“You’re letting this just die and then saying the numbers are low,” said Mary Lee Gair, who described herself as a “constant user” of the library. “That makes perfect sense, because you’re not providing services.”
The city also needs to replace the adjacent fire station, officials told residents, and that would be easier if they had some of the library’s space. The fire station dates from 1948, and officials said it’s configured poorly — paramedics are separated from the rest of the crew, and fumes come into the building when fire trucks back in.
“Within the next five years we need to do something with this fire station,” City Manager Homer Bludau said.
Most of the 50 or so residents who came to a Monday morning meeting wanted to keep the library, and some complained about the lack of children’s materials at the branch.

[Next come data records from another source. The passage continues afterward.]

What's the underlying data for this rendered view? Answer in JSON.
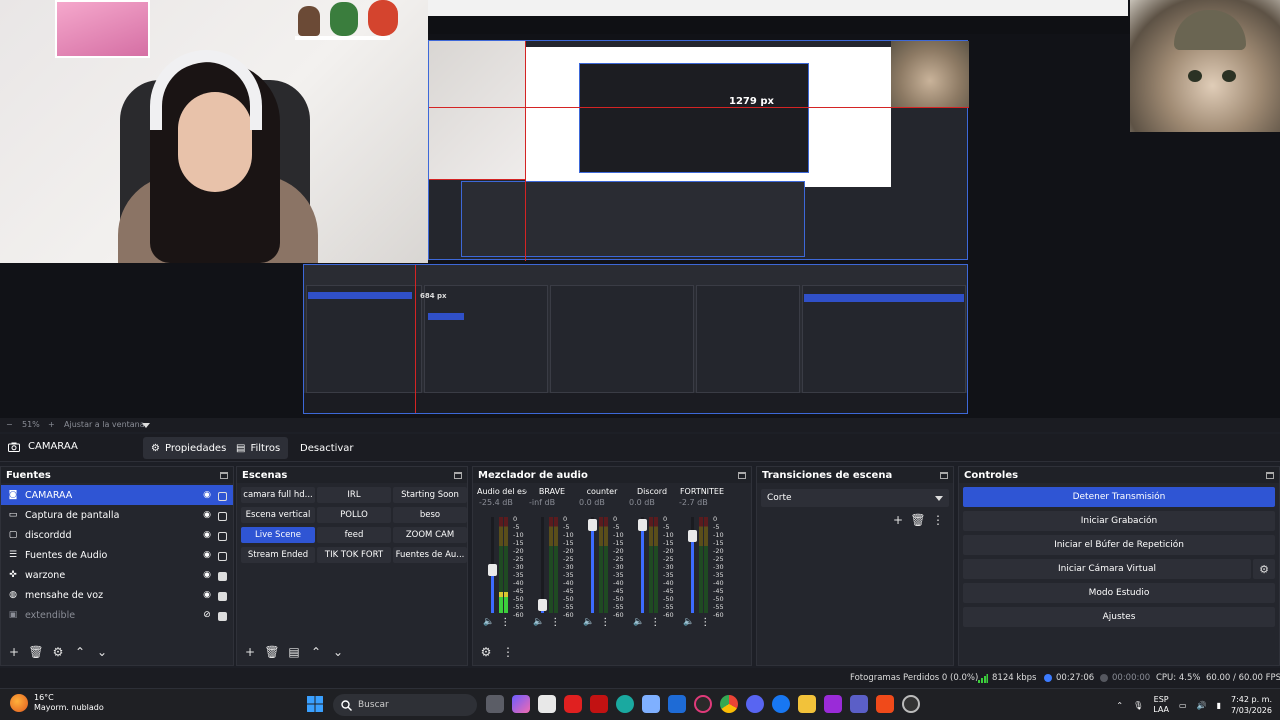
{
  "preview": {
    "nested_label_1": "1279 px",
    "nested_label_2": "684 px",
    "zoom": "51%",
    "fit": "Ajustar a la ventana"
  },
  "context_bar": {
    "source_name": "CAMARAA",
    "properties": "Propiedades",
    "filters": "Filtros",
    "deactivate": "Desactivar"
  },
  "sources": {
    "title": "Fuentes",
    "items": [
      {
        "label": "CAMARAA",
        "icon": "camera-icon",
        "selected": true,
        "visible": true,
        "locked": false
      },
      {
        "label": "Captura de pantalla",
        "icon": "monitor-icon",
        "selected": false,
        "visible": true,
        "locked": false
      },
      {
        "label": "discorddd",
        "icon": "window-icon",
        "selected": false,
        "visible": true,
        "locked": false
      },
      {
        "label": "Fuentes de Audio",
        "icon": "list-icon",
        "selected": false,
        "visible": true,
        "locked": false
      },
      {
        "label": "warzone",
        "icon": "gamepad-icon",
        "selected": false,
        "visible": true,
        "locked": true
      },
      {
        "label": "mensahe de voz",
        "icon": "globe-icon",
        "selected": false,
        "visible": true,
        "locked": true
      },
      {
        "label": "extendible",
        "icon": "image-icon",
        "selected": false,
        "visible": false,
        "locked": true
      }
    ]
  },
  "scenes": {
    "title": "Escenas",
    "items": [
      {
        "label": "camara full hd...",
        "active": false
      },
      {
        "label": "IRL",
        "active": false
      },
      {
        "label": "Starting Soon",
        "active": false
      },
      {
        "label": "Escena vertical",
        "active": false
      },
      {
        "label": "POLLO",
        "active": false
      },
      {
        "label": "beso",
        "active": false
      },
      {
        "label": "Live Scene",
        "active": true
      },
      {
        "label": "feed",
        "active": false
      },
      {
        "label": "ZOOM CAM",
        "active": false
      },
      {
        "label": "Stream Ended",
        "active": false
      },
      {
        "label": "TIK TOK FORT",
        "active": false
      },
      {
        "label": "Fuentes de Au...",
        "active": false
      }
    ]
  },
  "mixer": {
    "title": "Mezclador de audio",
    "channels": [
      {
        "name": "Audio del escritorio",
        "db": "-25.4 dB",
        "fader": 0.45,
        "level": 0.22
      },
      {
        "name": "BRAVE",
        "db": "-inf dB",
        "fader": 0.08,
        "level": 0.0
      },
      {
        "name": "counter",
        "db": "0.0 dB",
        "fader": 0.92,
        "level": 0.0
      },
      {
        "name": "Discord",
        "db": "0.0 dB",
        "fader": 0.92,
        "level": 0.0
      },
      {
        "name": "FORTNITEE",
        "db": "-2.7 dB",
        "fader": 0.8,
        "level": 0.0
      }
    ],
    "scale": [
      "0",
      "-5",
      "-10",
      "-15",
      "-20",
      "-25",
      "-30",
      "-35",
      "-40",
      "-45",
      "-50",
      "-55",
      "-60"
    ]
  },
  "transitions": {
    "title": "Transiciones de escena",
    "selected": "Corte"
  },
  "controls": {
    "title": "Controles",
    "stop_stream": "Detener Transmisión",
    "start_record": "Iniciar Grabación",
    "replay_buffer": "Iniciar el Búfer de Repetición",
    "virtual_cam": "Iniciar Cámara Virtual",
    "studio_mode": "Modo Estudio",
    "settings": "Ajustes"
  },
  "status": {
    "dropped": "Fotogramas Perdidos 0 (0.0%)",
    "bitrate": "8124 kbps",
    "stream_time": "00:27:06",
    "record_time": "00:00:00",
    "cpu": "CPU: 4.5%",
    "fps": "60.00 / 60.00 FPS"
  },
  "taskbar": {
    "temp": "16°C",
    "weather": "Mayorm. nublado",
    "search": "Buscar",
    "lang1": "ESP",
    "lang2": "LAA",
    "time": "7:42 p. m.",
    "date": "7/03/2026"
  },
  "colors": {
    "accent": "#2f55d4",
    "panel": "#24262d",
    "background": "#1d1f26"
  }
}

Another meeting was scheduled for Monday evening, and Bludau said the issue will probably be discussed at a council study session in September.

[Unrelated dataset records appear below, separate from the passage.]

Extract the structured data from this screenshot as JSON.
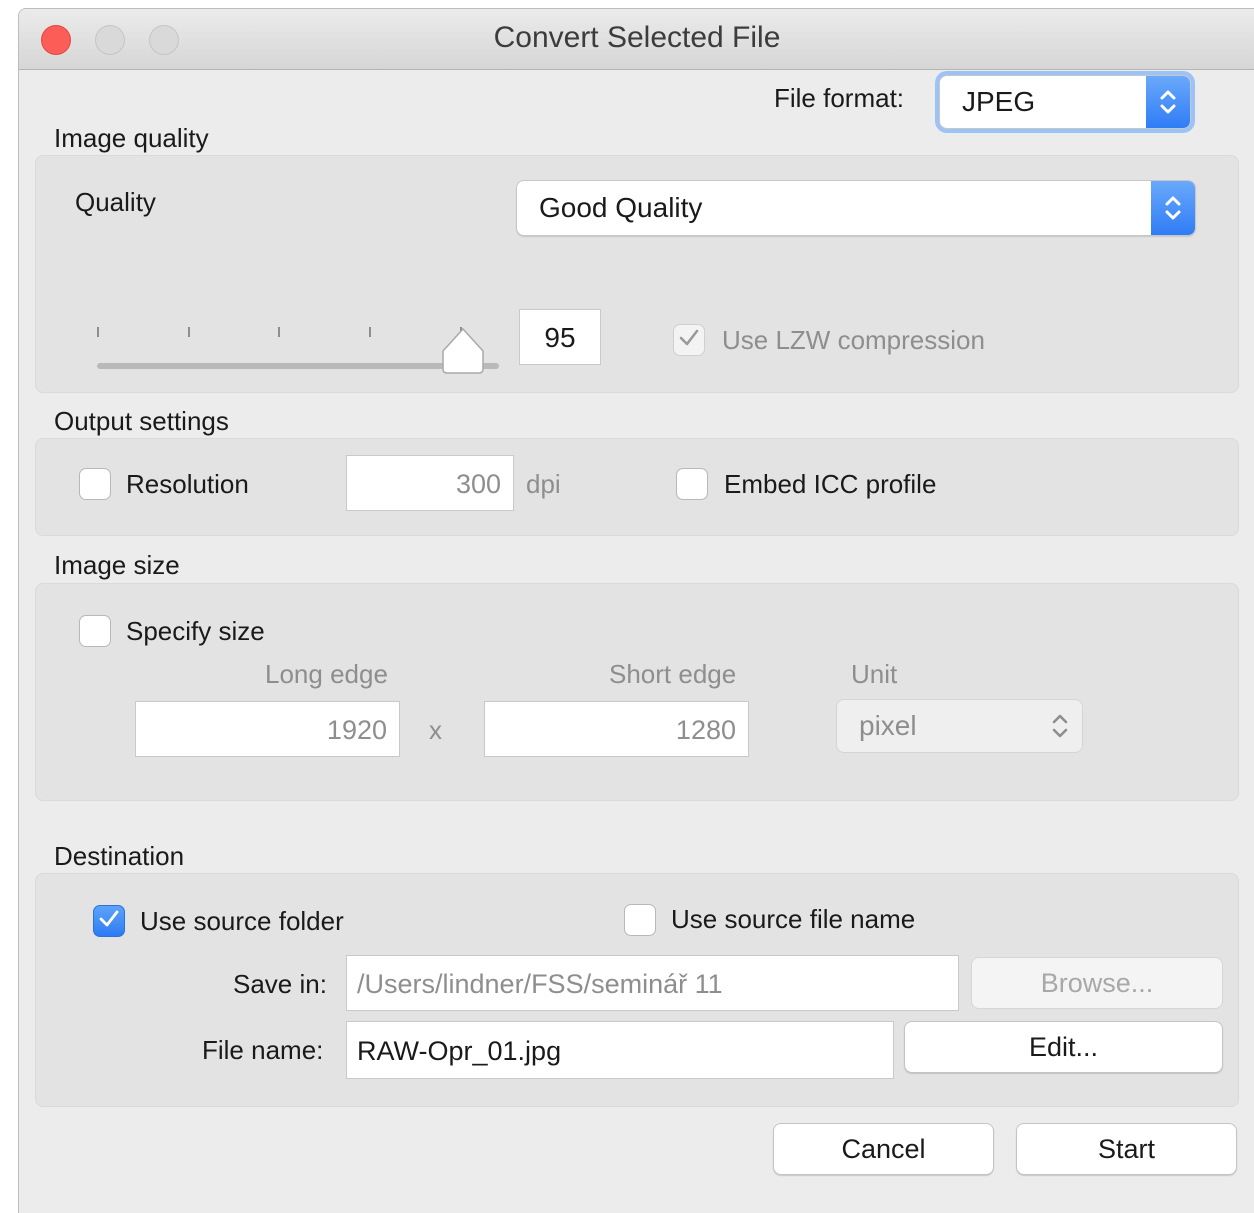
{
  "window": {
    "title": "Convert Selected File"
  },
  "file_format": {
    "label": "File format:",
    "value": "JPEG"
  },
  "image_quality": {
    "section_title": "Image quality",
    "quality_label": "Quality",
    "quality_preset": "Good Quality",
    "slider_value_fraction": 0.91,
    "quality_value": "95",
    "lzw_label": "Use LZW compression",
    "lzw_checked": true,
    "lzw_enabled": false
  },
  "output_settings": {
    "section_title": "Output settings",
    "resolution_label": "Resolution",
    "resolution_checked": false,
    "resolution_value": "300",
    "resolution_unit": "dpi",
    "icc_label": "Embed ICC profile",
    "icc_checked": false
  },
  "image_size": {
    "section_title": "Image size",
    "specify_label": "Specify size",
    "specify_checked": false,
    "long_edge_label": "Long edge",
    "long_edge_value": "1920",
    "separator": "x",
    "short_edge_label": "Short edge",
    "short_edge_value": "1280",
    "unit_label": "Unit",
    "unit_value": "pixel"
  },
  "destination": {
    "section_title": "Destination",
    "use_source_folder_label": "Use source folder",
    "use_source_folder_checked": true,
    "use_source_name_label": "Use source file name",
    "use_source_name_checked": false,
    "save_in_label": "Save in:",
    "save_in_value": "/Users/lindner/FSS/seminář 11",
    "browse_label": "Browse...",
    "file_name_label": "File name:",
    "file_name_value": "RAW-Opr_01.jpg",
    "edit_label": "Edit..."
  },
  "buttons": {
    "cancel": "Cancel",
    "start": "Start"
  },
  "colors": {
    "accent": "#2f7cf5",
    "close": "#fc5d56"
  },
  "icons": {
    "checkmark": "checkmark-icon",
    "updown": "updown-chevron-icon"
  }
}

Officials including Bludau, Fire Chief Steve Lewis and Newport Beach library services director Linda Katsouleas told residents they’re considering five options. Two choices would raze the library, with one adding about 1,500 square feet of books and other items at Oasis, and the other not replacing it. One option rebuilds the fire station but leaves the library as it is, and two would rebuild part or all of the library.
City Councilwoman Nancy Gardner, who lives in the area and uses the library herself, said she wanted to assure residents all options will be looked at, but she reminded them the decision won’t solely be up to her.
“There’s also a whole council to consider, and money,” she said. “There is obviously a long road ahead.”